A program of select Lentini orchestral works from 1994-2010 has been getting my listening ear in the last few weeks. Through Time and Place (Navona NV6273) covers some five ambitious and adventurous works for wind symphony, symphony orchestra and one for soprano, chorus and orchestra. As we come to expect from Navona, for this program the production values are uniformly high; performances range from the quite respectable to the very good. There are a fair number of organizations involved--the Bohuslav Martinu Philharmonic Orchestra under Anthony Iannaccone, the Sofia Philharmonic Orchestra under Ricardo Averbach, The Wayne State University Symphony Chorus and Orchestra under Norah Duncan IV, The Wayne State University Wind Symphony under Douglas Bianchi and the Krakow Philharmonic Orchestra under Jerzy Swoboda.
The music has a uniformly expressive demeanor that takes full advantage of the tonal nuances available in contemporary performing groups via nicely orchestrated and complex layering of interlocking sectional interplay. This is exemplary American Contemporary Modern with a harmonically involved tonality as rooted in American Central-Modernists such as William Schumann and other post-Copland compositional voices, and then perhaps a shade of the fanfare-like unfoldings of Edgard Varese. James Lentini holds his own by expressing a personal take on this style set. All five works have a pronounced dramatic and timbral tensileness that stand up under close scrutiny.
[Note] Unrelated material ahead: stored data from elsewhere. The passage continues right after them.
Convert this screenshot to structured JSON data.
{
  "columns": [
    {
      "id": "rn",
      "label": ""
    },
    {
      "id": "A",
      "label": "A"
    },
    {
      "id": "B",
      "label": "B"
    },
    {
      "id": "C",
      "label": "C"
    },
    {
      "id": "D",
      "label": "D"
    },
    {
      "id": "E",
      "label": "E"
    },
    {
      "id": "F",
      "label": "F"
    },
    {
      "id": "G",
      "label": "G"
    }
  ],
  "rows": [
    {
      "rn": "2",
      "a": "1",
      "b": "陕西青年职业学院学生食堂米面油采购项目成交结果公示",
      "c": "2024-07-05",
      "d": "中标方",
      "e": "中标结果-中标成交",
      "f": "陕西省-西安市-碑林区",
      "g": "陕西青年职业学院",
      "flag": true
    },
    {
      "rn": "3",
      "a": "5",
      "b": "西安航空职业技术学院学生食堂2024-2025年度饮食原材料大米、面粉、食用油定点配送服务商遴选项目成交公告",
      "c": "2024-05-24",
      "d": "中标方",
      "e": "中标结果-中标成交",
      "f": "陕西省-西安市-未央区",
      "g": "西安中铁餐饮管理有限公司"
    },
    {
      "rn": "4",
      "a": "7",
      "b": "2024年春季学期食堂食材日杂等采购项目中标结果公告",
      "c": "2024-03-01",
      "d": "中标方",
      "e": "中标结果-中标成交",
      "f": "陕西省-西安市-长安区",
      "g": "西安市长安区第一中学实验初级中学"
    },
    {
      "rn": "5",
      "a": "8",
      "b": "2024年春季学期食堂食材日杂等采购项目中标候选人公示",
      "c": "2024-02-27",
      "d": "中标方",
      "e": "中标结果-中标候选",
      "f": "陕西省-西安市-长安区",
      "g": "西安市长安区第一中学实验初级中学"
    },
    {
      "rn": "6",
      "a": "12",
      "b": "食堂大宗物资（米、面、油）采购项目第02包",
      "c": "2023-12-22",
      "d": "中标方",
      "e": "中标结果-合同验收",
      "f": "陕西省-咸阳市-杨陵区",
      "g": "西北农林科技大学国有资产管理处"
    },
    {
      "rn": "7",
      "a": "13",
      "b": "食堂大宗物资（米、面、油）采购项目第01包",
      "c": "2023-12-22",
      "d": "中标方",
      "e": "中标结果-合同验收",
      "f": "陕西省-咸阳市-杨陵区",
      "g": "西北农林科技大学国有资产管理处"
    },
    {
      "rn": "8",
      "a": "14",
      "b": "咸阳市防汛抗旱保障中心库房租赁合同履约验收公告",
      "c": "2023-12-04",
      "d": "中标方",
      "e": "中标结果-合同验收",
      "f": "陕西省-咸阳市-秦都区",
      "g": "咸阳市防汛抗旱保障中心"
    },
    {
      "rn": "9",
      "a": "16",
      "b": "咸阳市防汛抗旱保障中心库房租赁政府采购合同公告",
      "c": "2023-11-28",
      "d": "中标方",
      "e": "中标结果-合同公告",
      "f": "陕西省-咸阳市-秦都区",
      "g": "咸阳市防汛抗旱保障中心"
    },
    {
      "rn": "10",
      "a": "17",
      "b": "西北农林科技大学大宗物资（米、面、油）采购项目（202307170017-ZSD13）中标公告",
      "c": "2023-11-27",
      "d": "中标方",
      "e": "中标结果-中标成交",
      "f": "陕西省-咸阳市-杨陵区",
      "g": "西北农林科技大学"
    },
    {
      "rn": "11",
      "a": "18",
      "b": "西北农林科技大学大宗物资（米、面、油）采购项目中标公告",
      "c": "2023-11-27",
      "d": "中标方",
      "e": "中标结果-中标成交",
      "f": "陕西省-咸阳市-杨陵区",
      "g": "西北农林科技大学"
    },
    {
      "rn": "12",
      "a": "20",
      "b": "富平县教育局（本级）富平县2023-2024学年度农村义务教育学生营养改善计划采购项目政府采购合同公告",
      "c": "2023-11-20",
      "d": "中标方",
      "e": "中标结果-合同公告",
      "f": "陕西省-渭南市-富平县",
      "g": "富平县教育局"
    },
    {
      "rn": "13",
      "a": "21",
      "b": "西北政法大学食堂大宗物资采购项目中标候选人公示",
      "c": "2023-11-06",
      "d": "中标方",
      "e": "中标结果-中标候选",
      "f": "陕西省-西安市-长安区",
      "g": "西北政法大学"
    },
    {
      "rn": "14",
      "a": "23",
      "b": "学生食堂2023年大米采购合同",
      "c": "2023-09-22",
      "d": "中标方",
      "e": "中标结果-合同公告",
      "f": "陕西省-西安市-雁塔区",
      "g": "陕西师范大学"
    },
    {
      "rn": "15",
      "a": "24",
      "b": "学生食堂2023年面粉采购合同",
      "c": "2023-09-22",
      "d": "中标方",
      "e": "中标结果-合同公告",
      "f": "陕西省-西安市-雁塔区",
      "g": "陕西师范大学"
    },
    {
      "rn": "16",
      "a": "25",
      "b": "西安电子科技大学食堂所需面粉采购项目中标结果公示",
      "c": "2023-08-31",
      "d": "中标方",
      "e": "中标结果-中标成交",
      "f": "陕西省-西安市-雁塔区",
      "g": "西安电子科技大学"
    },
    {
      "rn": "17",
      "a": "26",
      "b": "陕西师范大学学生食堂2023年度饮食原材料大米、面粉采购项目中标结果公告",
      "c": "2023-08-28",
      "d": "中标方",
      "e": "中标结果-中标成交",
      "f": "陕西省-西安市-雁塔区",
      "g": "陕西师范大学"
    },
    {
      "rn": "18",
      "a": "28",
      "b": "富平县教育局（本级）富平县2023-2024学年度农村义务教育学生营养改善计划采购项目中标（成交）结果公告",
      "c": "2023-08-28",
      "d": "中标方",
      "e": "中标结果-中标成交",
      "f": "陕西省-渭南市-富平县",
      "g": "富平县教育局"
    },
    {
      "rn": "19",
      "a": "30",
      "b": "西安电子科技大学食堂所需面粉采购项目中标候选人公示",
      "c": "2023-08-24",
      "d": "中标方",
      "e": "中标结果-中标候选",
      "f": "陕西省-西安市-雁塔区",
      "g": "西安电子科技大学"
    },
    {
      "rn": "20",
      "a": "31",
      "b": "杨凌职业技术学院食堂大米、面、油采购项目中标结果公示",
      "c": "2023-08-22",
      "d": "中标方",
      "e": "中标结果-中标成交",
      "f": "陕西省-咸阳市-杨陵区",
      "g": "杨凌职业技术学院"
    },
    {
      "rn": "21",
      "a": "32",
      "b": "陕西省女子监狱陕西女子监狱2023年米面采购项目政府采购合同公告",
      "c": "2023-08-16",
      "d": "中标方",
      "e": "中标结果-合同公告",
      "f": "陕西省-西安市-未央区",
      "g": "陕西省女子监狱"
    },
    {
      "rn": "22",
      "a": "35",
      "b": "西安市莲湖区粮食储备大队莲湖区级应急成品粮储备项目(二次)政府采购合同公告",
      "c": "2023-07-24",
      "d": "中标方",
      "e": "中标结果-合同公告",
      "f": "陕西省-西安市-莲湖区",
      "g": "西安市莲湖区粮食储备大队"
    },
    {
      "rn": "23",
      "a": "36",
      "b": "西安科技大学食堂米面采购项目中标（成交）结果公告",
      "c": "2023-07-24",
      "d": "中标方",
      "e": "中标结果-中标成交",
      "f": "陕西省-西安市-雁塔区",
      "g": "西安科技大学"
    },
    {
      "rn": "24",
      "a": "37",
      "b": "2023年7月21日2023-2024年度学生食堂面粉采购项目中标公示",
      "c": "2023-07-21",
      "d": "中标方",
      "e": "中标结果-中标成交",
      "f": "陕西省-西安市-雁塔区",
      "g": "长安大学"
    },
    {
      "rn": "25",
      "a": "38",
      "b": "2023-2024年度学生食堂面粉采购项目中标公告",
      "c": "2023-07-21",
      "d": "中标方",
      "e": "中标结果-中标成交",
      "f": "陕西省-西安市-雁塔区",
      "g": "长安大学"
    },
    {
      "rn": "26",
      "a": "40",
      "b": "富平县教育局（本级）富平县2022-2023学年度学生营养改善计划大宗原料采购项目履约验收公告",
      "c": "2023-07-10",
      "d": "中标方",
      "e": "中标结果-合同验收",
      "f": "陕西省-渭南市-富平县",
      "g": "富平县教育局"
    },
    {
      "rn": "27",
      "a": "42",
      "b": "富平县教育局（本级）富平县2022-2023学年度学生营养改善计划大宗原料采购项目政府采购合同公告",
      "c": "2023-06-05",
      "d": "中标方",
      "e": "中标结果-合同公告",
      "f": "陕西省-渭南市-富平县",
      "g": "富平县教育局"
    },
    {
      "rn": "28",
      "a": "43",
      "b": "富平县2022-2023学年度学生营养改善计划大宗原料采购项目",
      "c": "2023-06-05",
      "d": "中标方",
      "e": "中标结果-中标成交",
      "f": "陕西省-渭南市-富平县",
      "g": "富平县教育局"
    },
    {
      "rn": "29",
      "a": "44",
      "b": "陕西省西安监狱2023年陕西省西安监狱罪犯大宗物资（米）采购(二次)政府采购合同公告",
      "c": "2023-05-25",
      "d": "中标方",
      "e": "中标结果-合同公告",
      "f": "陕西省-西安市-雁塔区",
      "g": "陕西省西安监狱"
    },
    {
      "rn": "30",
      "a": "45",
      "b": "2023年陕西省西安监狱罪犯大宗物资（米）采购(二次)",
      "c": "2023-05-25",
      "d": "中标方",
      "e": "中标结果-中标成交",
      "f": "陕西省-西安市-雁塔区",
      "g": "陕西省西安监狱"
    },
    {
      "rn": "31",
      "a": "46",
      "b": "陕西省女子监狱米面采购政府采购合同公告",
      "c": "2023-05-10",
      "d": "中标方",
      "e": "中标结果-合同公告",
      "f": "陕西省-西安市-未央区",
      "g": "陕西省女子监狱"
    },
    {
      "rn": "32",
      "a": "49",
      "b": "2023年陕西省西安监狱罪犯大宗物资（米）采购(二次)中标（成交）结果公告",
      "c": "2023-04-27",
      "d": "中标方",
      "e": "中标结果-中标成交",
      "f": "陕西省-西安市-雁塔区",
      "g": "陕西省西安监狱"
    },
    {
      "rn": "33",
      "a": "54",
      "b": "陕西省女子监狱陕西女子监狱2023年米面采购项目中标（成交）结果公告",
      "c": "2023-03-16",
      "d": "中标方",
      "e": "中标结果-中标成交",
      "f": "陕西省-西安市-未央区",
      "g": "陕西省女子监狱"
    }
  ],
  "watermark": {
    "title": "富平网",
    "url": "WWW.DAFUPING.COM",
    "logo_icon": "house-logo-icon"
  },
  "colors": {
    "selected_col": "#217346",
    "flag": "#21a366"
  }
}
The "Three Sacred Meditations" (2000) for soprano Dana Lentini, chorus and orchestra is perhaps the most ambitious of the works along with the recent "Through Time and Place (Symphony No. 1)" (2010). Nonetheless there is well put-together, absorbing orchestral additions in "Sinfonia di Festa" (1996), the dramatically ravishing "Dreamscape" (1994) and the mysteriously moving wind symphony work "The Angel's Journey" (1998), the latter two certainly personal favorites and definite highlights of the program.
Anyone who likes to engage in exploring present-day orchestral Modernism in the USA will no doubt find this volume of definite interest. James Lentini has a voice that deserves a hearing. Bravo.